RNews.Media – Badan Kehormatan (BK) DPRD Provinsi Gorontalo menuntaskan dua laporan dugaan pelanggaran kode etik, tata tertib, serta sumpah/janji anggota dewan. BK mengambil keputusan itu dalam rapat internal pada Senin (19/1/2026).
BK DPRD Gorontalo yang terbentuk pada akhir 2024 untuk periode keanggotaan 2024–2029 telah menerima sembilan pengaduan dari masyarakat. Seluruh laporan itu menyoroti dugaan pelanggaran etika dan tata tertib oleh anggota DPRD.
Sebelumnya, BK menjatuhkan sanksi pemberhentian kepada seorang anggota DPRD berinisial WM. Setelah putusan tersebut, BK melanjutkan pemeriksaan terhadap dua laporan lain. BK telah menggelar persidangan berulang sejak akhir 2025 sebelum akhirnya mengambil keputusan pada pekan ini.
BK menggelar rapat pengambilan keputusan secara maraton. Rapat dimulai sekitar pukul 13.00 Wita dan berakhir menjelang waktu Magrib.
Wakil Ketua BK DPRD Provinsi Gorontalo, Umar Karim, membenarkan pelaksanaan rapat tersebut. Namun, ia belum mau membeberkan rincian isi putusan.

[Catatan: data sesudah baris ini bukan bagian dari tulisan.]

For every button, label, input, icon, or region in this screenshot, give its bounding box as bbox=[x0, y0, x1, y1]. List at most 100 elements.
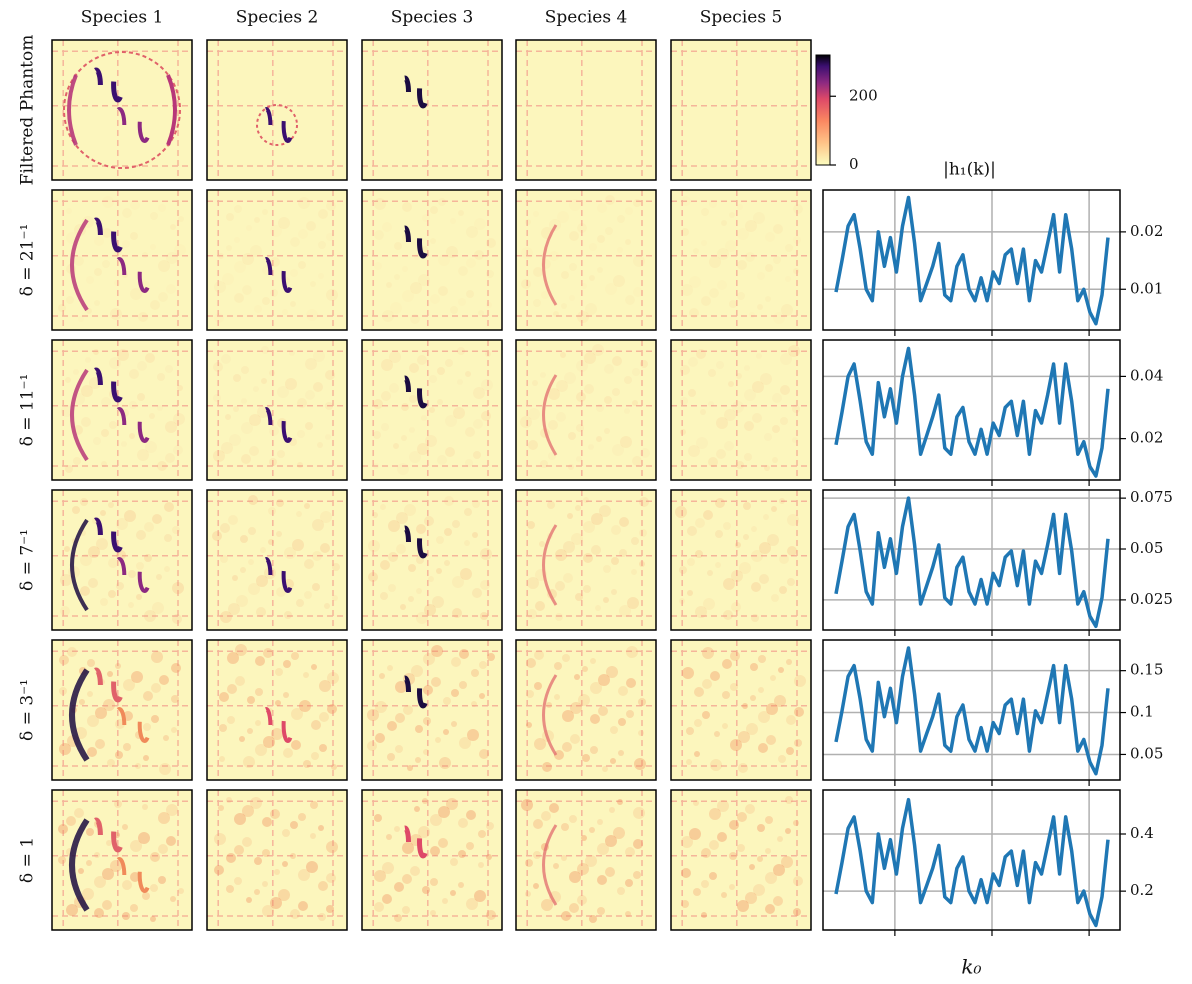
image-noise bbox=[787, 546, 797, 556]
image-noise bbox=[228, 603, 240, 615]
image-noise bbox=[275, 700, 281, 706]
image-noise bbox=[620, 436, 632, 448]
image-noise bbox=[304, 591, 312, 599]
image-noise bbox=[221, 354, 231, 364]
image-noise bbox=[291, 740, 301, 750]
image-noise bbox=[618, 750, 624, 756]
image-noise bbox=[575, 593, 583, 601]
image-noise bbox=[110, 860, 122, 872]
image-noise bbox=[269, 458, 277, 466]
image-noise bbox=[549, 803, 559, 813]
plot-frame bbox=[822, 639, 1121, 781]
image-noise bbox=[410, 282, 422, 294]
image-noise bbox=[722, 723, 728, 729]
image-noise bbox=[729, 820, 739, 830]
image-noise bbox=[278, 217, 290, 229]
image-noise bbox=[466, 290, 474, 298]
image-noise bbox=[602, 766, 608, 772]
image-noise bbox=[262, 817, 272, 827]
image-panel bbox=[670, 789, 812, 931]
image-feature bbox=[417, 675, 429, 709]
image-noise bbox=[382, 310, 394, 322]
image-noise bbox=[701, 912, 707, 918]
image-noise bbox=[94, 908, 104, 918]
image-panel bbox=[51, 39, 193, 181]
image-noise bbox=[136, 530, 146, 540]
image-noise bbox=[758, 711, 770, 723]
image-noise bbox=[130, 200, 140, 210]
image-noise bbox=[561, 823, 569, 831]
image-noise bbox=[744, 365, 750, 371]
image-panel bbox=[51, 189, 193, 331]
image-noise bbox=[721, 220, 727, 226]
image-noise bbox=[306, 221, 316, 231]
image-feature bbox=[256, 104, 298, 146]
image-noise bbox=[479, 661, 487, 669]
image-noise bbox=[320, 543, 330, 553]
image-noise bbox=[731, 602, 741, 612]
image-noise bbox=[374, 814, 382, 822]
image-noise bbox=[212, 531, 222, 541]
image-noise bbox=[479, 749, 489, 759]
image-noise bbox=[60, 606, 70, 616]
image-panel bbox=[361, 489, 503, 631]
image-noise bbox=[367, 741, 377, 751]
image-noise bbox=[260, 547, 266, 553]
image-noise bbox=[771, 594, 779, 602]
image-noise bbox=[374, 262, 382, 270]
image-noise bbox=[452, 520, 460, 528]
image-noise bbox=[764, 433, 772, 441]
image-noise bbox=[234, 845, 244, 855]
image-noise bbox=[246, 897, 252, 903]
image-noise bbox=[533, 819, 543, 829]
image-noise bbox=[374, 902, 384, 912]
image-noise bbox=[471, 669, 479, 677]
image-noise bbox=[554, 694, 560, 700]
image-noise bbox=[578, 694, 590, 706]
image-noise bbox=[745, 220, 757, 232]
image-noise bbox=[283, 660, 291, 668]
image-noise bbox=[564, 372, 576, 384]
image-noise bbox=[411, 665, 423, 677]
plot-frame bbox=[822, 789, 1121, 931]
image-noise bbox=[373, 399, 383, 409]
line-series bbox=[834, 646, 1110, 776]
image-noise bbox=[450, 858, 458, 866]
image-background bbox=[207, 790, 347, 930]
image-noise bbox=[116, 518, 128, 530]
image-noise bbox=[256, 607, 266, 617]
image-noise bbox=[394, 882, 404, 892]
image-feature bbox=[89, 217, 103, 253]
image-noise bbox=[152, 602, 164, 614]
image-noise bbox=[639, 529, 647, 537]
image-noise bbox=[298, 197, 310, 209]
image-noise bbox=[156, 574, 162, 580]
image-noise bbox=[591, 513, 603, 525]
image-noise bbox=[269, 370, 275, 376]
image-noise bbox=[282, 861, 288, 867]
image-noise bbox=[86, 860, 92, 866]
image-feature bbox=[137, 107, 152, 143]
image-panel bbox=[515, 39, 657, 181]
image-noise bbox=[305, 358, 317, 370]
image-noise bbox=[793, 820, 799, 826]
image-noise bbox=[451, 689, 459, 697]
image-noise bbox=[81, 385, 93, 397]
plot-frame bbox=[822, 339, 1121, 481]
image-feature bbox=[281, 707, 295, 743]
image-noise bbox=[633, 199, 641, 207]
image-noise bbox=[121, 441, 127, 447]
image-noise bbox=[172, 614, 182, 624]
image-noise bbox=[247, 696, 255, 704]
image-feature bbox=[89, 667, 103, 703]
image-noise bbox=[743, 502, 751, 510]
image-noise bbox=[65, 465, 73, 473]
image-noise bbox=[465, 427, 475, 437]
image-noise bbox=[326, 289, 338, 301]
image-noise bbox=[540, 460, 548, 468]
image-noise bbox=[88, 578, 98, 588]
image-noise bbox=[402, 290, 414, 302]
image-noise bbox=[521, 279, 531, 289]
image-noise bbox=[414, 806, 420, 812]
image-noise bbox=[438, 838, 448, 848]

“Benar, hari ini BK sudah memutus dua perkara yang dilaporkan masyarakat. Tapi kami belum bisa menyampaikan hasilnya ke publik,” kata Umar Karim saat dikonfirmasi.
Ia menegaskan, DPRD Provinsi Gorontalo akan mengumumkan keputusan resmi itu melalui forum Rapat Paripurna.
“Nanti hasilnya kami sampaikan dalam rapat paripurna,” ujarnya.